Alcinete Damasceno – A ponte caiu em 1978 poucos anos após ter sido construída. Ficou um tempo interditada e depois improvisaram uma passarela de madeira para a população atravessar sobre ela. O vão que caiu foi refeito e não houve mais risco de deslocamento da pilastra. A manutenção feita recentemente na ponte utilizou tecnologia moderna que garante a segurança da população.

As pessoas que não puderam estar presentes às exibições receberam um link digital para assistirem ao filme de qualquer lugar do Acre e do país/Foto: Cedida

O documentário pode virar um filme? O que falta?

Alcineta Damasceno – O documentário “Ponte de Memórias” é um curta-metragem de 29 minutos. É um tempo bom de filme para exibir nas escolas. Por isso que fizemos com essa duração, apesar da história da ponte JK poder se transformar num longa metragem documental com duração de mais de uma hora. É uma história muito rica, bonita e inusitada. Falta apenas recurso financeiro para que possamos investir na produção de um filme contando mais detalhes do que foi a saga para a construção da primeira ponte sobre o rio Acre. Na conclusão do projeto, que acontece agora no mês de abril, exibimos o resultado da pesquisa em escolas da rede estadual e municipal de ensino, também no SESI, no mercado dos colonos, na filmoteca acreana, CRAS, centro POP. Houve uma exibição especial para os personagens, seus familiares e convidados. Ele será exibido também em maio, na Senama Nacional de Museus. As pessoas que não puderam estar presentes às exibições receberam um link digital para assistirem ao filme de qualquer lugar do Acre e do país. Ponte de Memórias originalmente é um projeto de pesquisa que foi aprovado e financiado pelo Edital 07/2023 do Fundo Municipal de Cultura de Rio Branco, através da Fundação Garibaldi Brasil.

Vem outros projetos seus nesse sentido de resgatar a história?

Alcinete Damasceno – Tenho várias ideias de projetos para contar nossas histórias acreanas. Algumas são prioritárias porque os personagens já têm avançada idade e muitas memórias se perdem com o tempo. A cidade também está se transformando rapidamente e não estamos registrando para a posteridade aspectos da arquitetura, da paisagem, dos costumes da nossa gente. Mas temos que conseguir recursos para produzir esses filmes. Produção audiovisual tem um custo elevado para realização. Temos apenas os editais para submeter os projetos e conseguir recursos. Nem sempre dá certo. O Acre precisa ter um Centro de Memória ou Museu da Imagem e do Som para que nossa história seja preservada, contada e recontada por gerações.
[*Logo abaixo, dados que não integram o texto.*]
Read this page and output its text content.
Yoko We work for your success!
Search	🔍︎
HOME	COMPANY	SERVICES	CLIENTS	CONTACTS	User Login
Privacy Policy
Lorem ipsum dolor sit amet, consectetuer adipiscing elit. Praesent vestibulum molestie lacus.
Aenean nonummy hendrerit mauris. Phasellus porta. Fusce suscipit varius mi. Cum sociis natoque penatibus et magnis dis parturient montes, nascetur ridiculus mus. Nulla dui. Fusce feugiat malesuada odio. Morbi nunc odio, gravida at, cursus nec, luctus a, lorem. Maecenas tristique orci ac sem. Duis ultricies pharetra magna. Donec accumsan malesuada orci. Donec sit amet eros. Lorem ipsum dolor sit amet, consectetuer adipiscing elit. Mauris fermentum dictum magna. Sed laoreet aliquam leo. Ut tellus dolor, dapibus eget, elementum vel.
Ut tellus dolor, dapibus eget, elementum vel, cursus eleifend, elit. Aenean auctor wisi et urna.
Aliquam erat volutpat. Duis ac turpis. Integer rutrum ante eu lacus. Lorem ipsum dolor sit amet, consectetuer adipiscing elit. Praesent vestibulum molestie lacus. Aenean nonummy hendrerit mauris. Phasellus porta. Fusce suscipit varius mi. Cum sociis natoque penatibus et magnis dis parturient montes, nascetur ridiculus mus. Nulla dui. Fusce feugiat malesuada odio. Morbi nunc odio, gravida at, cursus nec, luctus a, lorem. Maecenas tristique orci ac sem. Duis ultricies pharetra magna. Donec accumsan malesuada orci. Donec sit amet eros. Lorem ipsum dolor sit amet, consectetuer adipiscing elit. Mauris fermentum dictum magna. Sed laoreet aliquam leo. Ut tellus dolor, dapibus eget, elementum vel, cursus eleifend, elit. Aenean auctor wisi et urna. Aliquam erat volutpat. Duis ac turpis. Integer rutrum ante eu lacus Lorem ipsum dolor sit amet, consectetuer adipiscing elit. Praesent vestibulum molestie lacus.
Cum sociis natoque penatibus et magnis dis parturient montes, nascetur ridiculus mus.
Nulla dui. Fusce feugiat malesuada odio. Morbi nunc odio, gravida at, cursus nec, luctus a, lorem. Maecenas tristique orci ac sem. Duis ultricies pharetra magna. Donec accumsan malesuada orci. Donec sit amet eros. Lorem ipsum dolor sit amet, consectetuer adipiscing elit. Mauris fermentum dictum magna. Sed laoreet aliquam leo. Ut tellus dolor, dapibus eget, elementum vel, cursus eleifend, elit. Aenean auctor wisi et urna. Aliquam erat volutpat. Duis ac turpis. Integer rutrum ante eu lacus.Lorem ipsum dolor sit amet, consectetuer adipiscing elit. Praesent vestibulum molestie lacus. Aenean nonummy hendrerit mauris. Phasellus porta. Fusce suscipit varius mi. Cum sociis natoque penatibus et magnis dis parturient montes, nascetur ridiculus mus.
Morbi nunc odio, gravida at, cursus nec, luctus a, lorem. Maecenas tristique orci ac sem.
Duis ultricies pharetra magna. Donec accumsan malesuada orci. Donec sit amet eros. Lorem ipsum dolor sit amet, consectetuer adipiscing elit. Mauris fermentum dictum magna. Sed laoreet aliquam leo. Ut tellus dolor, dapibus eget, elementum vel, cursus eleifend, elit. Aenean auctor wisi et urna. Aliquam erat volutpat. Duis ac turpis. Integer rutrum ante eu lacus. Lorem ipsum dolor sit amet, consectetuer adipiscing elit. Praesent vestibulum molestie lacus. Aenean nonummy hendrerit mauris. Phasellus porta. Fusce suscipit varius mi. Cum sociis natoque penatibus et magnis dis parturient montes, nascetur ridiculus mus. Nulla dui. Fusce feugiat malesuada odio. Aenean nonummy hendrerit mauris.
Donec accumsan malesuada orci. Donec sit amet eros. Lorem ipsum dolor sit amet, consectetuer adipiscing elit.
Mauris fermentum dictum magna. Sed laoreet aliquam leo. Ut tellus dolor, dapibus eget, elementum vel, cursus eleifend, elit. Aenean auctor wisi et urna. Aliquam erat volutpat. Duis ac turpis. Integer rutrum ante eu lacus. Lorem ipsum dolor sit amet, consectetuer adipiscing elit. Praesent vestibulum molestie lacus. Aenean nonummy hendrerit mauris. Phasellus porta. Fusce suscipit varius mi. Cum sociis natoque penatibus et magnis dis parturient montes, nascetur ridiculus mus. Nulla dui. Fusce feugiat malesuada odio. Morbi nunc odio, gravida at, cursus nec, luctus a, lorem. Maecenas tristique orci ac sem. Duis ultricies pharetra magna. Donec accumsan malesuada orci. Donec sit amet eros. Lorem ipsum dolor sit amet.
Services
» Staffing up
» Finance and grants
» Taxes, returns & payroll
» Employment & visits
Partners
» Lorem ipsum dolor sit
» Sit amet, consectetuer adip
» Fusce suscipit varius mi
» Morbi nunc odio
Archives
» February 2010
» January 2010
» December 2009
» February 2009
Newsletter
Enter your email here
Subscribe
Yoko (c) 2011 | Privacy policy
Precisamos de mais investimento em pesquisa histórica, registro documental e em tecnologia para que a história acreana possa ser conhecida e acessada pela população do estado e de qualquer lugar do Brasil e do mundo.

Quem patrocina o projeto?

Alcinete Damasceno – O projeto de pesquisa foi financiado pelo Fundo Municipal de Cultural, através da FGB – Fundação Garibaldi Brasil).